The story involves an unknown wave of energy passing through space that collides with a survey ship turning the last remaining crew member into a unstable creature of energy that quickly falls apart and implodes on itself. 
This project was going to be highly stylized and needed a large amount of references. Inspiration was taken from cassette futurism, Ron Cobbs concept work for the 'Aliens' franchise, fusion reactors, real spaceship environments from the ISS and other various science fiction works that fit the overall aesthetic. After a thorough collection of refences it was time to begin concept work
Concept work consisted largely of coming up with a semi believable design for a spaceship that could host a crew of 4-8 people comfortable in space for long periods of time while also serving work stations. The result was a 3 floored hexagonal ship with 3 larger segmented rooms for each floor and a centrally located reactor or power source.

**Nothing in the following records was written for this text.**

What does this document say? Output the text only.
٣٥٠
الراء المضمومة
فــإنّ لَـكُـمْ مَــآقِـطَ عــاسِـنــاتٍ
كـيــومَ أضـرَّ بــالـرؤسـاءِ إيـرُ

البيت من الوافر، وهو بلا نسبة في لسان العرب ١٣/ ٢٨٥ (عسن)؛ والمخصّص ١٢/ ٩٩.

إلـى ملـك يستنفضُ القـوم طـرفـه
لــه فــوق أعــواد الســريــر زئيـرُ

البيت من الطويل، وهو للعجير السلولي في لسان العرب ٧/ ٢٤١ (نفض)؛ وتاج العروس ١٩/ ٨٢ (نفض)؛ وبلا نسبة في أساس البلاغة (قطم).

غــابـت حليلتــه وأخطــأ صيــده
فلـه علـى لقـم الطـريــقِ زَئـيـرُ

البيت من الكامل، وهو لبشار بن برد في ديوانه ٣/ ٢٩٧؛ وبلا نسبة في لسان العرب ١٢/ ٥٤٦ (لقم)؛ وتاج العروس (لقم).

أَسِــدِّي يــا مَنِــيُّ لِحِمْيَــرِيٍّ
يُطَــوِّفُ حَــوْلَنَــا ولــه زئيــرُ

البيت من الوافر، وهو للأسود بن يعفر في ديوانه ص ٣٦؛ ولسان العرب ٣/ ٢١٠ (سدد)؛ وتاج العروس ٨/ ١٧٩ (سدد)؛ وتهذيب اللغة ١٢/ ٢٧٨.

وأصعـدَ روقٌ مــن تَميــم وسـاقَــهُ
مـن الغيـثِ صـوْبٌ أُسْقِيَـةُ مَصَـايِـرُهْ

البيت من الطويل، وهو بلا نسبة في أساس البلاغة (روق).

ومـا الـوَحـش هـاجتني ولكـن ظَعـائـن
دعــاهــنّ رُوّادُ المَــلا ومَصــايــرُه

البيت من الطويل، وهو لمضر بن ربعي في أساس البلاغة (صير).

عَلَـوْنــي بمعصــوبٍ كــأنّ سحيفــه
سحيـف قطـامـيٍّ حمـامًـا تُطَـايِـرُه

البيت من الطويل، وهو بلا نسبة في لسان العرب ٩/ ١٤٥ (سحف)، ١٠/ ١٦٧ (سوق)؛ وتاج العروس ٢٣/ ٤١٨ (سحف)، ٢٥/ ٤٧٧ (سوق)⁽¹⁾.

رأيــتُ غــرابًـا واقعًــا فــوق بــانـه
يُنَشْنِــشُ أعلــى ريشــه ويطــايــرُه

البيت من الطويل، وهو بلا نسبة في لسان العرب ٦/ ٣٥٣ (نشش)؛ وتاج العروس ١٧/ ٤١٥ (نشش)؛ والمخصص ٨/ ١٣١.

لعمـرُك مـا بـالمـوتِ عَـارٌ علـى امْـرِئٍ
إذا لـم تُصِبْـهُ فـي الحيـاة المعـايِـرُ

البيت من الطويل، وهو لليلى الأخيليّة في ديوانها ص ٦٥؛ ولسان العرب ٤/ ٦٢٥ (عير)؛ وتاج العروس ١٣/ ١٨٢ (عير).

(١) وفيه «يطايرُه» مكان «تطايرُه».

The initial ideas for the black hole creature was layers of moving static or a completely black, figure with no reflections at all. Both of these ideas did not end up working out as it left only the silhouette for the viewer to try and discern any kind of direction or movement from the creature. In the end the decision was made to have a slight specularity on the creature in addition to light emissions giving the viewer a better understanding of the creatures changing form. 

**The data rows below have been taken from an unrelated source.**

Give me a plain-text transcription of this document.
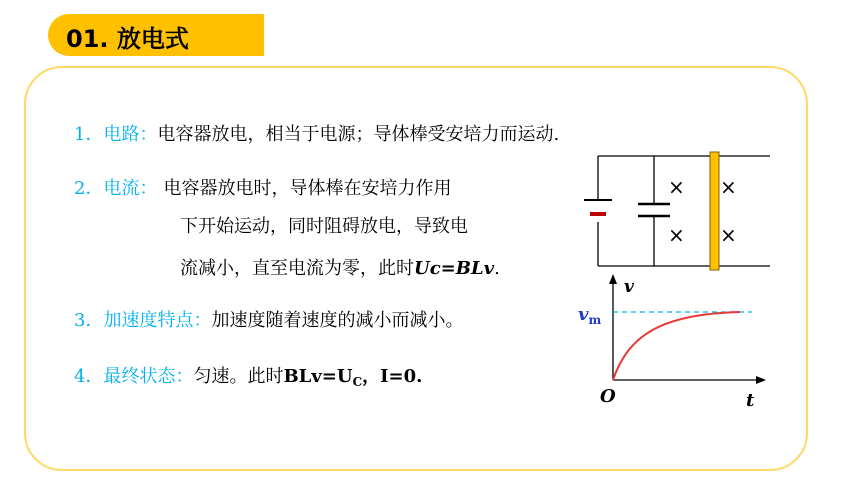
01. 放电式
1．电路：电容器放电，相当于电源；导体棒受安培力而运动.
2．电流： 电容器放电时，导体棒在安培力作用
下开始运动，同时阻碍放电，导致电
流减小，直至电流为零，此时Uc=BLv.
3．加速度特点：加速度随着速度的减小而减小。
4．最终状态：匀速。此时$BLv=U_C$，I=0.
× ×
× ×
v
t
O
$v_m$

Creating the storyboard was the next step. With the projects tight deadline the initial story ideas were trimmed over a few times to keep the project within scope, but still maintain the overall vision and narrative to the audience. 
Detailed documents were created including creative brief iterations, asset lists, to-do lists, and passes for lighting, camera placement and layout. Each one of these lists were reviewed weekly similar to an agile workflow taking input from peers and applying changes to the next sprint. 
A lot of work was done in the 5 week span on the project consisting of an entire ship block out at real world scale. The creation of the wave simulation, creation of high poly assets, UV unwrapping, texturing, rigging of the creature, multiplying and offsetting animations, effects, etc. Towards the 3 week mark the scene files had become too big. Starting ideas of creating the entire ship as a single asset to be later imported to a game engine for real time exploration were no longer feasible. Everything that didn't exist within the camera shot needed to be removed. This gave a much more manageable pipeline that catered to the animation and effects. 
Throughout the 5 weeks the projects took several turns and reproach to work flows. Music sourcing and scene cuts gave the finished animation a greater feeling of horror than was initially planned, but overall I am pleased with the work that resulted.